By Jon Wylie
After far too many minutes struggling to find the entrance to the PEF, I was on the beginning of what seemed like it was going to be a long summer of class and work. Now as I am sitting here on my last few days, I feel as though I have much more to learn and much more to contribute to the PEF. Being from a small school and town, I was worried about getting overwhelmed in huge archives and vast paperwork that a big city museum would require of an intern. While the PEF does boast a large collection, I was relieved to see that it can (sort of) be contained in a few rooms. I was afraid of getting lost in a workforce of hundreds, given busy work, and forgotten about until I messed something up.
My work in the PEF this summer has been the opposite of everything I was afraid of coming here. I got to work as if I was an actual employee, and got to see everything there was to see. I got to attend the Annual General Meeting and look over the finances and hear discussions about the future of the PEF and its goals. I had the opportunity to see some of the back rooms at the British Museum and help prepare for the 150th Anniversary. While I talk to the other kids in my program, some say they have never met their boss. I see mine everyday and she’ll talk to me for hours about any question I have about history. One day I had to write a paper for my class and Felicity spent about an hour explaining the “Right to Buy” Policy and how it would affect housing. I got an A.

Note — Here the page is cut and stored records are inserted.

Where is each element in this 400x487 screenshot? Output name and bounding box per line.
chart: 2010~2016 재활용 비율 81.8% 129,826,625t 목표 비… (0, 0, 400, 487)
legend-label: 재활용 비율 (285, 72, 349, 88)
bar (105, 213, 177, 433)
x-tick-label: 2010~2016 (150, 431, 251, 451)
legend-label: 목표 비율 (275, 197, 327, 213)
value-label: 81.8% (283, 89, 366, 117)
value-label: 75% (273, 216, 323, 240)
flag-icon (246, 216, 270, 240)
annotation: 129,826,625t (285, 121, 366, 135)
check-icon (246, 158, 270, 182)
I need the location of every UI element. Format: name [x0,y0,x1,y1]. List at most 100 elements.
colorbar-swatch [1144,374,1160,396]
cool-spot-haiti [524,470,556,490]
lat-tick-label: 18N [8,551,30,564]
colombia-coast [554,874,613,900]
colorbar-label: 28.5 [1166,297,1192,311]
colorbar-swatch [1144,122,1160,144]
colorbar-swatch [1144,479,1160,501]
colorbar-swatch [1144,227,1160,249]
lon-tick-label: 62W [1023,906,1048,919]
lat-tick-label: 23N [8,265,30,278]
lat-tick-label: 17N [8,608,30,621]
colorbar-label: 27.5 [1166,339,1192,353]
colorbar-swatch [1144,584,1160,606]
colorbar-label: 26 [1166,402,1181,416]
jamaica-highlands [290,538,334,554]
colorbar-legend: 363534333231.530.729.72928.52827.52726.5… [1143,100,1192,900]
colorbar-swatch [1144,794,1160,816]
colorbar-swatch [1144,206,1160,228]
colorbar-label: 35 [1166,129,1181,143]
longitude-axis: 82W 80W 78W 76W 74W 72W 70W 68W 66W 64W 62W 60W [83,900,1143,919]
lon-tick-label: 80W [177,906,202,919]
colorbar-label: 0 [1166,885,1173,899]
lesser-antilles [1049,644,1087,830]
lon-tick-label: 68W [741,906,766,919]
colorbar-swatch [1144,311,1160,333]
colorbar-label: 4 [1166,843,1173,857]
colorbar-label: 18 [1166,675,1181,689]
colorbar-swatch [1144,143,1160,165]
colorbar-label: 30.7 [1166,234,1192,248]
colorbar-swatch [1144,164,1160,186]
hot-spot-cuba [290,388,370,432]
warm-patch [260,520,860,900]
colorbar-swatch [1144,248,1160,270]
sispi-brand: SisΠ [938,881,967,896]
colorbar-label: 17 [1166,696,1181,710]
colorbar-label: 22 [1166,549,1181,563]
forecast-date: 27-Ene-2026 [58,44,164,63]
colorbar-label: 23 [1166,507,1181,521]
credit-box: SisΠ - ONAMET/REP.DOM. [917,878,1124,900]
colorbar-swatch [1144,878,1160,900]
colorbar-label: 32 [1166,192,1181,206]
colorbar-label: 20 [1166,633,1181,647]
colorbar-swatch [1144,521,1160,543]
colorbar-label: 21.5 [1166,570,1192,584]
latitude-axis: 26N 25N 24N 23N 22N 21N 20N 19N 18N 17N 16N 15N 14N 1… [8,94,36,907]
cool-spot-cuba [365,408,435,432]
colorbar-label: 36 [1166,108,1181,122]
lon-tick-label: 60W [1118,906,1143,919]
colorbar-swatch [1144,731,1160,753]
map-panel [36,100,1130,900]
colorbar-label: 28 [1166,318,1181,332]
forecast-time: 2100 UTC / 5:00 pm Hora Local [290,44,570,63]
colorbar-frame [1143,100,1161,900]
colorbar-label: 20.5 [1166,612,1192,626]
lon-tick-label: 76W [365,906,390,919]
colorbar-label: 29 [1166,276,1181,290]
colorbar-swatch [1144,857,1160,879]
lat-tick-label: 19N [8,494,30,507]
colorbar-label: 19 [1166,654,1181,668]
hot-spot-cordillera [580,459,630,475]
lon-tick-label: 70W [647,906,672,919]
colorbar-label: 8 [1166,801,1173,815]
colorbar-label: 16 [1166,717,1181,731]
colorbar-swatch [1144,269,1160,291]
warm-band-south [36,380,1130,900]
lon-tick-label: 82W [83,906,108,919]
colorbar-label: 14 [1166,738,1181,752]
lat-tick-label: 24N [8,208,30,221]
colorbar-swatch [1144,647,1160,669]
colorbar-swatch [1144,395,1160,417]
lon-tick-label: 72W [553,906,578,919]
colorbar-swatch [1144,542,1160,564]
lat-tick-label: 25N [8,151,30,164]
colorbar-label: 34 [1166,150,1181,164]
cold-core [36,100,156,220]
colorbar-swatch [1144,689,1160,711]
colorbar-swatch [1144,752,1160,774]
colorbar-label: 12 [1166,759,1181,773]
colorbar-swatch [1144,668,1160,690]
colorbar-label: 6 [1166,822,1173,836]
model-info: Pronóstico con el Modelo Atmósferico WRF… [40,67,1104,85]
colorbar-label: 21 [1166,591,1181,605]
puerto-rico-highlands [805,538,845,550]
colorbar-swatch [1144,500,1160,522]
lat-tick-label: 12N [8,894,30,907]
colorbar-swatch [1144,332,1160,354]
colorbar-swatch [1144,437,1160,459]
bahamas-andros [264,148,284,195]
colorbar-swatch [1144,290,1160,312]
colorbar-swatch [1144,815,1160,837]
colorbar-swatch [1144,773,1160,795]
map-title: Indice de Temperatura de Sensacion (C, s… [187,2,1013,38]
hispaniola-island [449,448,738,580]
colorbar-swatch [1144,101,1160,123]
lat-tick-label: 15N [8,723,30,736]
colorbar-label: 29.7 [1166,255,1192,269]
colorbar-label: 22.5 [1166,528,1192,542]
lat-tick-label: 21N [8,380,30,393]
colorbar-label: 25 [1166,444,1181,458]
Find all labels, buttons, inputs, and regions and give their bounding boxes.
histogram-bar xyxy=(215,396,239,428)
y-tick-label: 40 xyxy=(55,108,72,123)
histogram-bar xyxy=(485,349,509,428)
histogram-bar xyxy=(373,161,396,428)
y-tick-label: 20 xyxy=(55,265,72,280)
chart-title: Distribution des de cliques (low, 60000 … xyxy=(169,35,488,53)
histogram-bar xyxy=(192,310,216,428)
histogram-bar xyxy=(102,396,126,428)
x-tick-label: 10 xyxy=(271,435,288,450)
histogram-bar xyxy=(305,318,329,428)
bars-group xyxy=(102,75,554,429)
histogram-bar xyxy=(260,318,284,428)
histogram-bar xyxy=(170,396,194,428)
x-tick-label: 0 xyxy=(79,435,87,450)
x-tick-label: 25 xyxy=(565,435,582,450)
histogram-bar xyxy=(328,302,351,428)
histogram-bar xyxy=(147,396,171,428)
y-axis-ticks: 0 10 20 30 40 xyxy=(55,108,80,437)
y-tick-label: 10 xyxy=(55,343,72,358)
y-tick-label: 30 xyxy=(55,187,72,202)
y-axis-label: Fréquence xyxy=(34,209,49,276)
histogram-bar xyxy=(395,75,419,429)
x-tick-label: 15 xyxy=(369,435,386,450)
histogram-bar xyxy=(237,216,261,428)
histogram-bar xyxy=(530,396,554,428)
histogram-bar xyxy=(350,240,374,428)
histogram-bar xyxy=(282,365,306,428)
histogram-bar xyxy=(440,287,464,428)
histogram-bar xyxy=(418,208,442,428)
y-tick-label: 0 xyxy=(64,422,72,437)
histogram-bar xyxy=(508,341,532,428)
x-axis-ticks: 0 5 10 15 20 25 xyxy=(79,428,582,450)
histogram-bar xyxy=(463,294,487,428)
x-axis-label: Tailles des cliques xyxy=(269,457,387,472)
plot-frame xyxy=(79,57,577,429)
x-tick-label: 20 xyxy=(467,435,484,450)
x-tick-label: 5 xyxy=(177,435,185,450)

My time here has been a great learning experience for me not only from the content I learned while working, but the insight I got into what job I wanted to do. I’ve gone though shifts of wanting to pursue medicine, to wanting to be a history teacher, cross country coach, or even politician. While I still haven’t decided on anything for sure, working in history is definitely still on my radar.
This is one of my favorite pictures that I came across while scanning some of John Garstang’s work. I just get the sense from this picture that the work done in this region was like an exploration that really captured the sense of adventure in everyone. These archeologists and historians were discovering things that had not been seen in centuries. The group of men in this picture were making discoveries that would be written about in history books and remembered for years to come.
To me, that is the most fascinating part about history. You never know what you will uncover. I really enjoyed my time at the PEF and in London in general. I enjoyed the ability to study something I knew little about and work with people who enjoy what they do and what they study. I couldn’t imagine a better way to spend my summer and I hope eventually I will make it back to London and the PEF.